Retailers also hire security guards and turn to solutions such as locked showcases and other security measures to deter people from stealing.
But those measures come with added costs retailers recoup must usually through higher prices, Wasylyshen said.
Meanwhile, retailers say prosecution of shoplifting cases has dropped off considerably over the last two years, she said.
“As such, some retailers have changed their approach to focus on trying to deter theft from occurring, rather than making arrests,” Wasylyshen said in an email.
“When theft does occur, staff are advised not to engage with the perpetrator for their safety and that of others who may be nearby.”
Canada’s Food Price Report released in December predicted soaring food prices and rising food insecurity could lead to increased rates of theft.

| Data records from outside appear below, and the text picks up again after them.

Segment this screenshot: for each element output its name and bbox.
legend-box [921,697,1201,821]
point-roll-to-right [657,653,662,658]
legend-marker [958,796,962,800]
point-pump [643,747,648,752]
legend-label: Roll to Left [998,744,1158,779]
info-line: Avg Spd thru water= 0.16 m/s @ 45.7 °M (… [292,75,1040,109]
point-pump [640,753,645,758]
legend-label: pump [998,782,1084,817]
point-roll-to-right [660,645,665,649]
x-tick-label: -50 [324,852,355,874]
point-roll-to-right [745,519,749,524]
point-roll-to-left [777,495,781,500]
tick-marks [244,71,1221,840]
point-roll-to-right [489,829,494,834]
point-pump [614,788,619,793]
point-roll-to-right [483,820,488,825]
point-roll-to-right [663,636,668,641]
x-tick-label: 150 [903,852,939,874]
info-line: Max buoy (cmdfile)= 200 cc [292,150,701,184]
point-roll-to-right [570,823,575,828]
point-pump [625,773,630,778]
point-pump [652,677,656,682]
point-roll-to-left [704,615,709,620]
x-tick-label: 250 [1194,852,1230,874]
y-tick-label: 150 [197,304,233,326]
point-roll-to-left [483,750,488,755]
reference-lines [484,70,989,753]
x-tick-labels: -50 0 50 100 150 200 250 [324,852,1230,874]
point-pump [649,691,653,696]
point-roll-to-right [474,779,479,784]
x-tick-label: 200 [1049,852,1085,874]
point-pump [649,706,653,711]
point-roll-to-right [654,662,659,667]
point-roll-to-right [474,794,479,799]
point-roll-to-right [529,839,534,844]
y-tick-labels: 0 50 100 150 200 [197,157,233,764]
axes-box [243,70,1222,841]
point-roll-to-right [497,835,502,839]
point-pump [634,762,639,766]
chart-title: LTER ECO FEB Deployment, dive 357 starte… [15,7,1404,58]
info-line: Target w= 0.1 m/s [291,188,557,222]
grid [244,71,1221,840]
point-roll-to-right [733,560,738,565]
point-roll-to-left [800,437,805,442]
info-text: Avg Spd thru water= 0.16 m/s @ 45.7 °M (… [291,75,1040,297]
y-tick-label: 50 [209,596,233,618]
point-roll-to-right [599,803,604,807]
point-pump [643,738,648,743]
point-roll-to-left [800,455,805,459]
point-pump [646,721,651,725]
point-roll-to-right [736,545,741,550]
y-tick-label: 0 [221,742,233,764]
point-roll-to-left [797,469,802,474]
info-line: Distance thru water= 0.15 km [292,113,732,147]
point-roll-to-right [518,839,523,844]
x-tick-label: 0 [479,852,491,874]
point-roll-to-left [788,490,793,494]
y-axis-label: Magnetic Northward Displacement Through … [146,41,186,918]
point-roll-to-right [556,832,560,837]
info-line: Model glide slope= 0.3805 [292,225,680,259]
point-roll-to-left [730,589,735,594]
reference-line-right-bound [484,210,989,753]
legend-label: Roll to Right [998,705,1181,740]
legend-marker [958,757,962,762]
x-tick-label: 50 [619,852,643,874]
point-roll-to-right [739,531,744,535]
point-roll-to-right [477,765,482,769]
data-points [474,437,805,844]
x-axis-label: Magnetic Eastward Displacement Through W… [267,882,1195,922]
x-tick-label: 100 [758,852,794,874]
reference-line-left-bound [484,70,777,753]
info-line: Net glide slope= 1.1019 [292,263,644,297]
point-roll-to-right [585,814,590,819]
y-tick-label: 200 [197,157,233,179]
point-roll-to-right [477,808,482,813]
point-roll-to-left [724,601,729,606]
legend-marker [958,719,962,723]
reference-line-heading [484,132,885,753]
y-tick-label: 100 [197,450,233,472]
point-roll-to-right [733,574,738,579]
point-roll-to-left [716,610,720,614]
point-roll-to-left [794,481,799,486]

“A growing phenomenon related to increasing food insecurity caused by high inflation is theft from grocery stores, which is anticipated to intensify in 2022,” the report said.
“Grocers are anecdotally reporting an uptick in theft, particularly of items such as meat, cheese, over-the-counter medication and energy drinks. Unreported loss to theft could be as high as $3,000 to $4,000 each week in some Canadian grocery stores.”
When asked about grocery store theft, Metro Inc. spokeswoman Marie-Claude Bacon said the company doesn’t comment on the topic.
Sobeys Inc. also declined to comment while Loblaw Companies Ltd. did not respond to a request for comment.
Several police departments contacted across Canada said shoplifting statistics were not readily available.
Const. Rob Carver with the Winnipeg Police Service said shoplifting statistics for the city over the last few years are complicated to draw conclusions from because of a rash of thefts from Manitoba Liquor Marts.
“This is further complicated because some Liquor Marts are located within or attached to grocery stores,” he said in an email. “This makes comparative data inaccurate.”
The Liquor Control Board of Ontario said in a statement it has seen an increase in theft and attempted theft of liquor since the start of the pandemic.
The LCBO said it has increased the presence of security guards in many locations, while employees receive regular training on theft detection, deterrence and reporting.